Most elderly (and younger) Americans have nutritional deficiencies.
Omega 3 (fish oil) and magnesium are both known to help atrial
fibrillation, stroke risk and they help bones form and have no
adverse side effects.
Older people in the
Mediterranean area live longer and have a higher quality of life in
their elder years. Strange, since those folks are poorer and have
less access to top quality medical care than their counterparts in
America. They do not take drug therapies but they do have access to
better quality food that is fresh, organic and not processed.
Be informed. If you are prescribed any drug, learn
about it. Ask questions. Why do I need to take this drug? What could
happen if I don't take it? What are the possible side effects? Are they worse than the reason you are suppose to take it
in the first place?
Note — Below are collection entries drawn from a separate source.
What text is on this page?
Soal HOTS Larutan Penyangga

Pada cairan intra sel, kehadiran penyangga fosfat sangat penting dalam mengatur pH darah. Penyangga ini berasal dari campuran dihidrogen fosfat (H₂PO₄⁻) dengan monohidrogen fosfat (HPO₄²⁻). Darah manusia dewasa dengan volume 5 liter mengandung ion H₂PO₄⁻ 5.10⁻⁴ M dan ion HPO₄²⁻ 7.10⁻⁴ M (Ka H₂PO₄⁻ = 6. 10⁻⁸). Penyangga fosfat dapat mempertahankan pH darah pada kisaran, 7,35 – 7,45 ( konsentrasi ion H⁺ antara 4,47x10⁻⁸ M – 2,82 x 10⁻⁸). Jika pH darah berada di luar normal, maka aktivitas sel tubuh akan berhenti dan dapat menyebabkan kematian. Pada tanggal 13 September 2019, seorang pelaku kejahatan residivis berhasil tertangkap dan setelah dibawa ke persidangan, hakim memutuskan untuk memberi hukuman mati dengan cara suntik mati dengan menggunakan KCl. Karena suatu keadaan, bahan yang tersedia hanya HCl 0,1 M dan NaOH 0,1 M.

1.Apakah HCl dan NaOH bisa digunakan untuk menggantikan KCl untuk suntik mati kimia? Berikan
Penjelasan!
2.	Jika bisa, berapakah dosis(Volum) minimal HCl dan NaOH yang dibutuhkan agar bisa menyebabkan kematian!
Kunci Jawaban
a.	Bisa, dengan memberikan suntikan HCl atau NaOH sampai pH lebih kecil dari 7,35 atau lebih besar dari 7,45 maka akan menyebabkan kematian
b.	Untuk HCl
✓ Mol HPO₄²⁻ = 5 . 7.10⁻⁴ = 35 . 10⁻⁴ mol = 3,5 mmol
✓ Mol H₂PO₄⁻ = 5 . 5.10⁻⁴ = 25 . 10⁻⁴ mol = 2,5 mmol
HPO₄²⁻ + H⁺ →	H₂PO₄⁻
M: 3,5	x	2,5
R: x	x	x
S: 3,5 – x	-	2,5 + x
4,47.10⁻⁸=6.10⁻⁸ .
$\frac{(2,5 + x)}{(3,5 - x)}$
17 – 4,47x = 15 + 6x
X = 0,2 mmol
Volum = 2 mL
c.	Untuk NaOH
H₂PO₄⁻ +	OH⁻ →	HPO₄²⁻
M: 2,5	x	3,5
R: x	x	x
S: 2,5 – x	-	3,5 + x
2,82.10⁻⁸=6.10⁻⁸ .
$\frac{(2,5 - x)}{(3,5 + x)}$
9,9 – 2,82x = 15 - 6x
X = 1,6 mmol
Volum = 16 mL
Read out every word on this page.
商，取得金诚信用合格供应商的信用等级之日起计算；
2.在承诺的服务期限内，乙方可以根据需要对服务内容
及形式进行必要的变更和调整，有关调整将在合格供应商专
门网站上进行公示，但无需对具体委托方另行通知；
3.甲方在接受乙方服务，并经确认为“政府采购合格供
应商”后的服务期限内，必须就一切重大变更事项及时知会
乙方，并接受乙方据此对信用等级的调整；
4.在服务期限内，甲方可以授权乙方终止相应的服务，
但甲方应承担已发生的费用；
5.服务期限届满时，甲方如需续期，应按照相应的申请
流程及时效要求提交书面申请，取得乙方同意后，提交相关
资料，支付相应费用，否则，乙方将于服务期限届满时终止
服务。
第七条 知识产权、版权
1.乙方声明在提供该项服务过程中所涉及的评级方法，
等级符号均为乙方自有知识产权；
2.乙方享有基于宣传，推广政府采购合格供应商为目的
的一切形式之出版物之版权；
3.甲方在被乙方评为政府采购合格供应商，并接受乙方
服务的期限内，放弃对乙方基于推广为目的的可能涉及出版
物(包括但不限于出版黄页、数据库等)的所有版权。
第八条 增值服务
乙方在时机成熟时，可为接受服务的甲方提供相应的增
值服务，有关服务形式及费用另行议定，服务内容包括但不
Don't assume your doctor knows more than you do
about it either. Ask your pharmacist as well. Also make sure that at
least one person, either your pharmacist or your doctor, knows ALL the drugs
you are taking because they can interact. And lastly eat good food.
Eat organic foods. Avoid genetically modified products. Take quality
supplements. Try not to eat chemicals you can't pronounce. Limit
your intake of processed foods. Drink plenty of water. Avoid
Aspartame at all costs. And if you do take a prescription do so from
an informed perspective.
===
Coumadin Basics:
Coumadin (generic name - Warfarin) is in a
class of drugs known as anticoagulants. It interferes with blood
clotting by depressing the production in the liver of blood
coagulation factors that are Vitamin-K dependent.
What is Coumadin Used For?:
It is most often used in the treatment of pulmonary emboli,
deep-vein thrombosis, atrial heart arrhythmia, heart attack and
post operatively in cardiac valve replacement.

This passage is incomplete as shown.